Ho perso dieci anni aspettando il suo divorzio, solo per rendermi conto di quanto fosse sciocco.

Oggi mi sono seduta su una panchina nel parco, con il cuore pesante. Accanto a me c’era una donna, sui quarant’anni, e senza sapere perché, abbiamo iniziato a parlare. Come se avesse bisogno di sfogarsi, mi ha raccontato la sua storia—una storia di dolore, amore cieco e autodistruzione. Non sapevo allora che quelle parole mi sarebbero rimaste dentro per sempre. Forse, leggendola, qualcun altro capirà qualcosa di più.

Si chiamava Ginevra, e quando tutto cominciò, aveva appena 23 anni. Fresca di laurea, con un lavoro promettente in banca—prime soddisfazioni, primi successi. Poi, dopo qualche mese, arrivò lui: Matteo. Un uomo normale, senza niente di speciale, eppure qualcosa in lui la attirava. Si sedeva sempre vicino a lei durante le riunioni, la cercava alle cene aziendali. E a lei piaceva. Sembrava che tra loro stesse nascendo qualcosa.

Una sera, dopo un evento di lavoro, si offrì di accompagnare a casa una collega che viveva in campagna—e propose di portare anche Ginevra, per evitare pettegolezzi. Durante il viaggio, le confessò che le piaceva molto. Il giorno dopo arrivò con un enorme mazzo di rose. Da quel momento, iniziò la loro storia romantica: fiori ogni giorno, sguardi, carenze furtive. Ginevra era al settimo cielo. Fino a quel dannato giorno…

Cena aziendale. Matteo entra con una donna al fianco—modesta, semplice, insignificante. Ma i colleghi bisbigliavano: “Ma è sua moglie!” A Ginevra crollò il mondo. Scappò via in lacrime, piangendo tutta la notte. Eppure, il giorno dopo, lui bussò alla sua porta con dei tulipani, gli occhi lucidi e mille scuse. Disse che con la moglie era finita da tempo, che restavano insieme solo per il figlio, che il suo cuore apparteneva a Ginevra.

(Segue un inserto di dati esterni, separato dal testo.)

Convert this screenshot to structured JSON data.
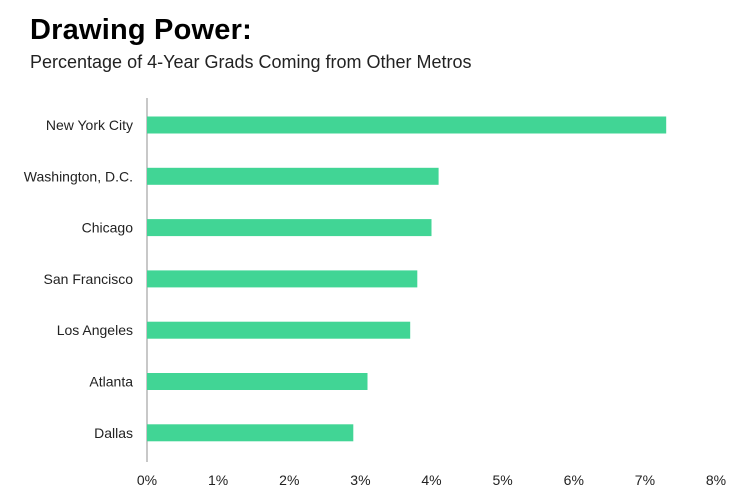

E lei ci credette di nuovo.

Prometteva che avrebbe chiesto il divorzio. La pregava di aspettare. Prima aspettò che il figlio crescesse, poi che iniziasse le scuole. Poi la moglie rimase incinta di nuovo. Lui andò da Ginevra con lo sguardo colpevole: “Come faccio a lasciarla adesso che aspetta un altro bambino?” e la supplicò di aspettare ancora. Lei aspettò. Amò. Credette. Ogni giorno lui andava da lei, promettendo che “era questione di poco”, che tutto sarebbe andato come lei sognava. E poi rimandava ancora.

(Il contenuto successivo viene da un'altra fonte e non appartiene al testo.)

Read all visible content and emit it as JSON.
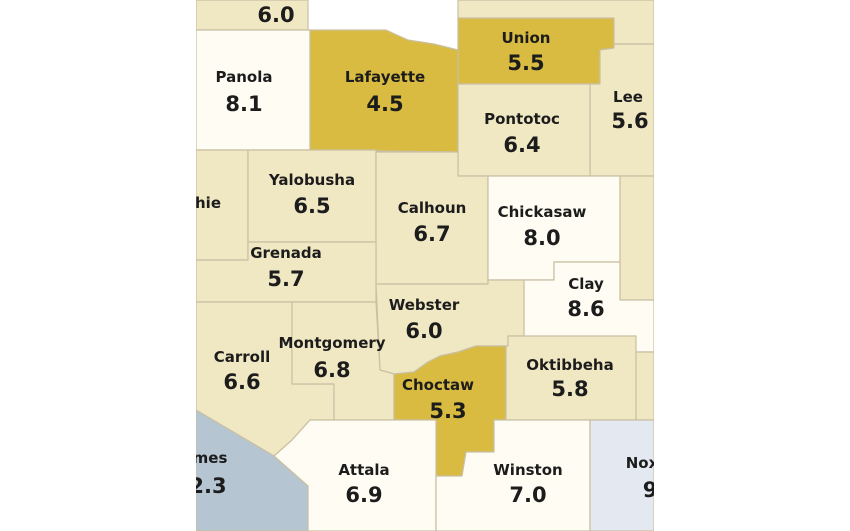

Così passarono dieci anni. Lui arrivava, le portava via la speranza, e le lasciava la solitudine. E lei sopportava. Sua madre cercò più volte di farle aprire gli occhi. Un giorno, esasperata, andò dai suoi genitori. E lì vide il “separato” genero sdraiato sul divano, abbracciato al figlio più piccolo mentre baciava la moglie sulla guancia. Non fingeva nemmeno più—viveva semplicemente una doppia vita.

Ginevra era distrutta. Aveva 33 anni. Una decade di dolore, attese, umiliazioni. La vita le era passata accanto mentre lei restava ferma, stringendo tra le mani un bouquet di bugie.

Ma la sua storia non finì in tragedia. Trovò la forza di andarsene, per sempre. E un giorno incontrò un altro uomo—semplice, buono, senza grandi parole, ma con intenzioni chiare. A 35 anni divenne madre per la prima volta. Oggi suo figlio ha 17 anni. E mentre le sue amiche della stessa età già coccolano i nipoti, Ginevra non ha rimpianti. Dice: “Ho avuto un figlio quando ero davvero pronta. Ho amato chi meritava il mio amore. E soprattutto, ho perdonato me stessa per quella cecità.”

E Matteo? È ancora con sua moglie. A volte la chiama. A volte le scrive. A volte guarda le sue storie sui social. Ma Ginevra non risponde più. Conosce il valore dei suoi anni. Del suo cuore. E della sua felicità.